The first portion of the memoir takes us through Hunter’s childhood with a fine-tooth comb as Becker, as a tender and loving mortician performing an autopsy on her own loved one, dissects every aspect of his nature, environment, their parenting decisions to find the elusive answer to the question most parents of addicts want answering, “Where did it go wrong?” This was frustrating for me, both as a reader and as an addiction’s counsellor, as there is no satisfactory or conclusive answer to this question.
She writes, “His inner self was perfect and complete to me, and this led me to normalise Hunter’s behaviour and discount warning signs.”
Warning signs? How does one separate “warning signs” from age-appropriate developmental behaviour?
Parents often want to blame themselves or pinpoint that exact moment when their child went from “normal” to addict. It’s impossible. Becker ploughs through and attempts to find that “tipping point”.
I was moved by Becker’s conflict as a mother to both instil boundaries to protect herself and the rest of her family and to protect her eldest son from himself. I felt exasperated at her inability to set and maintain more rigid boundaries but fully comprehended that her love for Hunter blurred those invisible lines.

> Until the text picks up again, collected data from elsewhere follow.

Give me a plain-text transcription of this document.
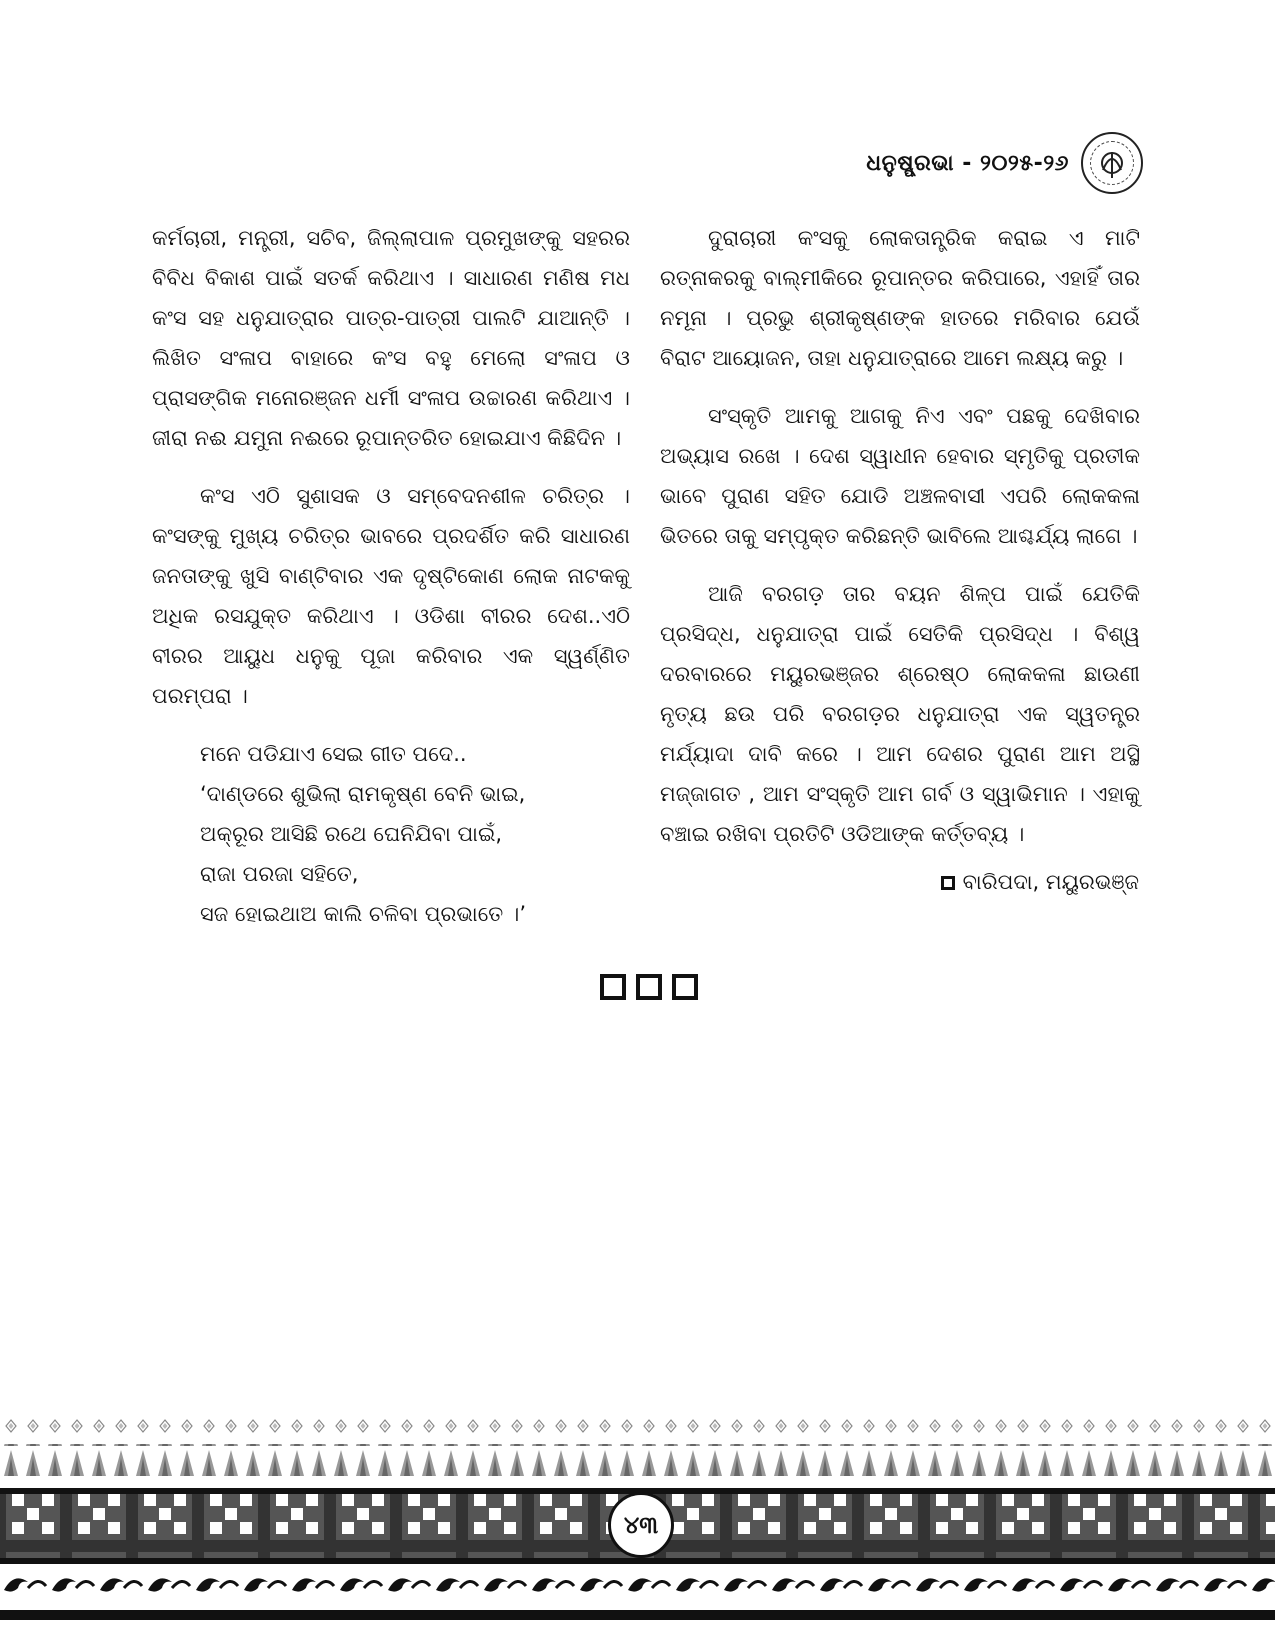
ଧନୁଷ୍ପ୍ରଭା - ୨୦୨୫-୨୬

କର୍ମଚାରୀ, ମନ୍ତ୍ରୀ, ସଚିବ, ଜିଲ୍ଲାପାଳ ପ୍ରମୁଖଙ୍କୁ ସହରର ବିବିଧ ବିକାଶ ପାଇଁ ସତର୍କ କରିଥାଏ । ସାଧାରଣ ମଣିଷ ମଧ କଂସ ସହ ଧନୁଯାତ୍ରାର ପାତ୍ର-ପାତ୍ରୀ ପାଲଟି ଯାଆନ୍ତି । ଲିଖିତ ସଂଳାପ ବାହାରେ କଂସ ବହୁ ମେଲୋ ସଂଳାପ ଓ ପ୍ରାସଙ୍ଗିକ ମନୋରଞ୍ଜନ ଧର୍ମୀ ସଂଳାପ ଉଚ୍ଚାରଣ କରିଥାଏ । ଜୀରା ନଈ ଯମୁନା ନଈରେ ରୂପାନ୍ତରିତ ହୋଇଯାଏ କିଛିଦିନ ।

କଂସ ଏଠି ସୁଶାସକ ଓ ସମ୍ବେଦନଶୀଳ ଚରିତ୍ର । କଂସଙ୍କୁ ମୁଖ୍ୟ ଚରିତ୍ର ଭାବରେ ପ୍ରଦର୍ଶିତ କରି ସାଧାରଣ ଜନତାଙ୍କୁ ଖୁସି ବାଣ୍ଟିବାର ଏକ ଦୃଷ୍ଟିକୋଣ ଲୋକ ନାଟକକୁ ଅଧିକ ରସଯୁକ୍ତ କରିଥାଏ । ଓଡିଶା ବୀରର ଦେଶ..ଏଠି ବୀରର ଆୟୁଧ ଧନୁକୁ ପୂଜା କରିବାର ଏକ ସ୍ୱର୍ଣ୍ଣିତ ପରମ୍ପରା ।

ମନେ ପଡିଯାଏ ସେଇ ଗୀତ ପଦେ..
‘ଦାଣ୍ଡରେ ଶୁଭିଲା ରାମକୃଷ୍ଣ ବେନି ଭାଇ,
ଅକ୍ରୂର ଆସିଛି ରଥେ ଘେନିଯିବା ପାଇଁ,
ରାଜା ପରଜା ସହିତେ,
ସଜ ହୋଇଥାଅ କାଲି ଚଳିବା ପ୍ରଭାତେ ।’

ଦୁରାଚାରୀ କଂସକୁ ଲୋକତାନ୍ତ୍ରିକ କରାଇ ଏ ମାଟି ରତ୍ନାକରକୁ ବାଲ୍ମୀକିରେ ରୂପାନ୍ତର କରିପାରେ, ଏହାହିଁ ତାର ନମୂନା । ପ୍ରଭୁ ଶ୍ରୀକୃଷ୍ଣଙ୍କ ହାତରେ ମରିବାର ଯେଉଁ ବିରାଟ ଆୟୋଜନ, ତାହା ଧନୁଯାତ୍ରାରେ ଆମେ ଲକ୍ଷ୍ୟ କରୁ ।

ସଂସ୍କୃତି ଆମକୁ ଆଗକୁ ନିଏ ଏବଂ ପଛକୁ ଦେଖିବାର ଅଭ୍ୟାସ ରଖେ । ଦେଶ ସ୍ୱାଧୀନ ହେବାର ସ୍ମୃତିକୁ ପ୍ରତୀକ ଭାବେ ପୁରାଣ ସହିତ ଯୋଡି ଅଞ୍ଚଳବାସୀ ଏପରି ଲୋକକଳା ଭିତରେ ତାକୁ ସମ୍ପୃକ୍ତ କରିଛନ୍ତି ଭାବିଲେ ଆଶ୍ଚର୍ଯ୍ୟ ଲାଗେ ।

ଆଜି ବରଗଡ଼ ତାର ବୟନ ଶିଳ୍ପ ପାଇଁ ଯେତିକି ପ୍ରସିଦ୍ଧ, ଧନୁଯାତ୍ରା ପାଇଁ ସେତିକି ପ୍ରସିଦ୍ଧ । ବିଶ୍ୱ ଦରବାରରେ ମୟୁରଭଞ୍ଜର ଶ୍ରେଷ୍ଠ ଲୋକକଳା ଛାଉଣୀ ନୃତ୍ୟ ଛଉ ପରି ବରଗଡ଼ର ଧନୁଯାତ୍ରା ଏକ ସ୍ୱତନ୍ତ୍ର ମର୍ଯ୍ୟାଦା ଦାବି କରେ । ଆମ ଦେଶର ପୁରାଣ ଆମ ଅସ୍ଥି ମଜ୍ଜାଗତ , ଆମ ସଂସ୍କୃତି ଆମ ଗର୍ବ ଓ ସ୍ୱାଭିମାନ । ଏହାକୁ ବଞ୍ଚାଇ ରଖିବା ପ୍ରତିଟି ଓଡିଆଙ୍କ କର୍ତ୍ତବ୍ୟ ।

ବାରିପଦା, ମୟୁରଭଞ୍ଜ
୪୩
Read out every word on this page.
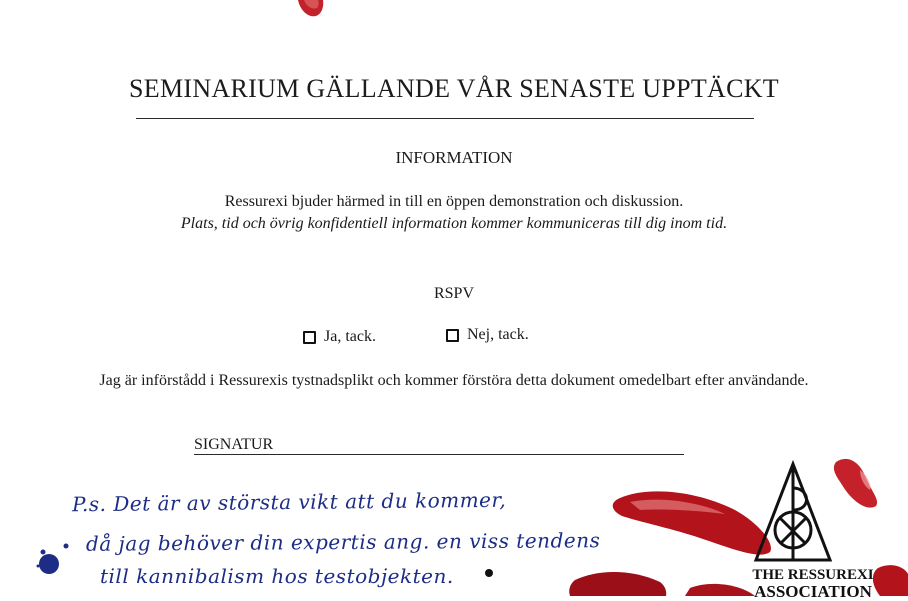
SEMINARIUM GÄLLANDE VÅR SENASTE UPPTÄCKT
INFORMATION
Ressurexi bjuder härmed in till en öppen demonstration och diskussion.
Plats, tid och övrig konfidentiell information kommer kommuniceras till dig inom tid.
RSPV
Ja, tack.	Nej, tack.
Jag är införstådd i Ressurexis tystnadsplikt och kommer förstöra detta dokument omedelbart efter användande.
SIGNATUR
P.s. Det är av största vikt att du kommer,
då jag behöver din expertis ang. en viss tendens
till kannibalism hos testobjekten.	THE RESSUREXI
ASSOCIATION
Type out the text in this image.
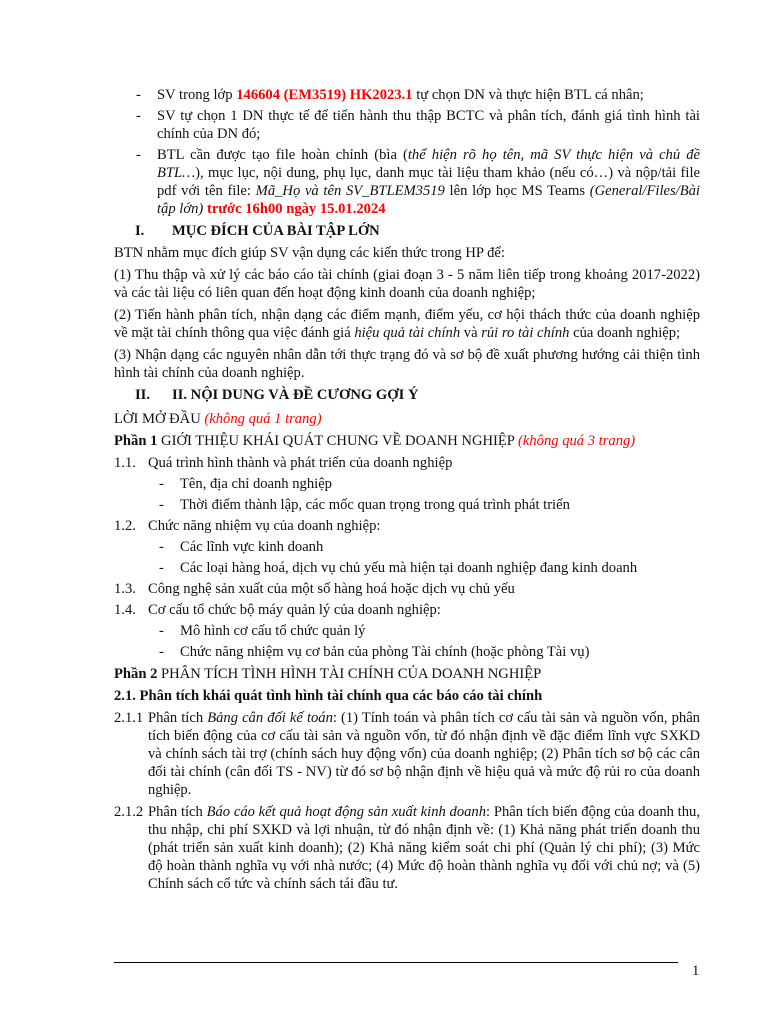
- SV trong lớp 146604 (EM3519) HK2023.1 tự chọn DN và thực hiện BTL cá nhân;
- SV tự chọn 1 DN thực tế để tiến hành thu thập BCTC và phân tích, đánh giá tình hình tài chính của DN đó;
- BTL cần được tạo file hoàn chỉnh (bìa (thể hiện rõ họ tên, mã SV thực hiện và chủ đề BTL…), mục lục, nội dung, phụ lục, danh mục tài liệu tham khảo (nếu có…) và nộp/tải file pdf với tên file: Mã_Họ và tên SV_BTLEM3519 lên lớp học MS Teams (General/Files/Bài tập lớn) trước 16h00 ngày 15.01.2024
I. MỤC ĐÍCH CỦA BÀI TẬP LỚN
BTN nhằm mục đích giúp SV vận dụng các kiến thức trong HP để:
(1) Thu thập và xử lý các báo cáo tài chính (giai đoạn 3 - 5 năm liên tiếp trong khoảng 2017-2022) và các tài liệu có liên quan đến hoạt động kinh doanh của doanh nghiệp;
(2) Tiến hành phân tích, nhận dạng các điểm mạnh, điểm yếu, cơ hội thách thức của doanh nghiệp về mặt tài chính thông qua việc đánh giá hiệu quả tài chính và rủi ro tài chính của doanh nghiệp;
(3) Nhận dạng các nguyên nhân dẫn tới thực trạng đó và sơ bộ đề xuất phương hướng cải thiện tình hình tài chính của doanh nghiệp.
II. II. NỘI DUNG VÀ ĐỀ CƯƠNG GỢI Ý
LỜI MỞ ĐẦU (không quá 1 trang)
Phần 1 GIỚI THIỆU KHÁI QUÁT CHUNG VỀ DOANH NGHIỆP (không quá 3 trang)
1.1. Quá trình hình thành và phát triển của doanh nghiệp
- Tên, địa chỉ doanh nghiệp
- Thời điểm thành lập, các mốc quan trọng trong quá trình phát triển
1.2. Chức năng nhiệm vụ của doanh nghiệp:
- Các lĩnh vực kinh doanh
- Các loại hàng hoá, dịch vụ chủ yếu mà hiện tại doanh nghiệp đang kinh doanh
1.3. Công nghệ sản xuất của một số hàng hoá hoặc dịch vụ chủ yếu
1.4. Cơ cấu tổ chức bộ máy quản lý của doanh nghiệp:
- Mô hình cơ cấu tổ chức quản lý
- Chức năng nhiệm vụ cơ bản của phòng Tài chính (hoặc phòng Tài vụ)
Phần 2 PHÂN TÍCH TÌNH HÌNH TÀI CHÍNH CỦA DOANH NGHIỆP
2.1. Phân tích khái quát tình hình tài chính qua các báo cáo tài chính
2.1.1 Phân tích Bảng cân đối kế toán: (1) Tính toán và phân tích cơ cấu tài sản và nguồn vốn, phân tích biến động của cơ cấu tài sản và nguồn vốn, từ đó nhận định về đặc điểm lĩnh vực SXKD và chính sách tài trợ (chính sách huy động vốn) của doanh nghiệp; (2) Phân tích sơ bộ các cân đối tài chính (cân đối TS - NV) từ đó sơ bộ nhận định về hiệu quả và mức độ rủi ro của doanh nghiệp.
2.1.2 Phân tích Báo cáo kết quả hoạt động sản xuất kinh doanh: Phân tích biến động của doanh thu, thu nhập, chi phí SXKD và lợi nhuận, từ đó nhận định về: (1) Khả năng phát triển doanh thu (phát triển sản xuất kinh doanh); (2) Khả năng kiểm soát chi phí (Quản lý chi phí); (3) Mức độ hoàn thành nghĩa vụ với nhà nước; (4) Mức độ hoàn thành nghĩa vụ đối với chủ nợ; và (5) Chính sách cổ tức và chính sách tái đầu tư.
1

She writes, “We were worn down by how ineffectual we felt, incapable of successfully enforcing any consequences we set for Hunter.”
I felt her frustration as she floundered in a bureaucratic system not prepared for what was to become an epidemic and so had to do much of her research and aiding of Hunter in finding recovery fumbling in the proverbial dark. The journey with Hunter attempting – and failing – to get clean was heart-wrenching, and his lack of remorse was devastating. Each time chipping away savagely at his family’s hope, trust and compassion.
“Here’s what I taught you, Mom,” I heard Hunter say. “You control nothing. That’s why I came.”
It could be every addict’s credo.
He alienates himself almost entirely from his younger siblings, and I think more could have been written about the impact it had on them but, in the same breath, what was written spoke volumes.
Becker writes well, candidly and from the heart, but I cannot say that the story gripped me. Perhaps it was something in the structure of the book that could have been different…
But I do believe that she has told a vitally important story that will resonate with many caught in the grips of a similar, if not, identical predicament, and offer some comfort and insight that people are not suffering in isolation.
Desiree-Anne Martin
Breakaway Reviewers received a copy of the book to review.